For a fantastic educational day out visit the National Wool Museum where currently exhibiting is a story of how 53 Welsh-Italians lost their lives during World War Two while the ship they were travelling on from Liverpool to Canada was sunk by a German U-boat.
The SS Arandora Star was taking internees, many of whom were rounded up just because of their Italian descent and were taken by order of the British Government in 1940 to internment camps in Canada. This exhibition, entitled Wales Breaks its Silence ...from Memories to Memorial, was created by the Arandora Star Memorial Fund in Wales and commemorates this story within a small exhibition of mounted photographs, personal accounts of survivors and newspaper articles and includes a large model of the SS Arandora Star. A memorial has been placed in the Metropolitan Cathedral of St David Cardiff, naming the 53 who perished.

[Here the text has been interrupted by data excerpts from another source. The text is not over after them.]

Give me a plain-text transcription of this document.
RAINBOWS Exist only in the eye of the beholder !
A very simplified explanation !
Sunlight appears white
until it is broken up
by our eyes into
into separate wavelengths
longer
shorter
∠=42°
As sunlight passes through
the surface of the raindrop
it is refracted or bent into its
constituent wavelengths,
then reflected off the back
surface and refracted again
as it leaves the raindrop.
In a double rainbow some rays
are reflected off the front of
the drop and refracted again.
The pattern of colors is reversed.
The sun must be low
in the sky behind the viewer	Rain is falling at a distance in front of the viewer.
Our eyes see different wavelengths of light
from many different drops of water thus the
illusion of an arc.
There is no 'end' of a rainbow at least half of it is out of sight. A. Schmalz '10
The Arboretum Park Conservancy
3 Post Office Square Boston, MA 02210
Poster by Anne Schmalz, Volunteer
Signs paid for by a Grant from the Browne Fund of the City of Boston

With numerous Welsh-Italians settled in the Newcastle Emlyn and Llandysul area, as well as other pockets in Wales, this exhibition may strike a chord with many local Italian descendent, their families and friends. Many have settled in this particular area because of the Prisoners of War Camp at Henllan.
The exhibition is free of charge and the Museum open from 10am to 5pm daily over the summer.
George Hill from the Arandora Star Memorial Fund in Wales said: “The committee set out to honour all those who died on that fatal day of July 2nd 1940 on the Arandora Star. This travelling exhibition has been developed to give insight to what happened and raise awareness of this tragedy.”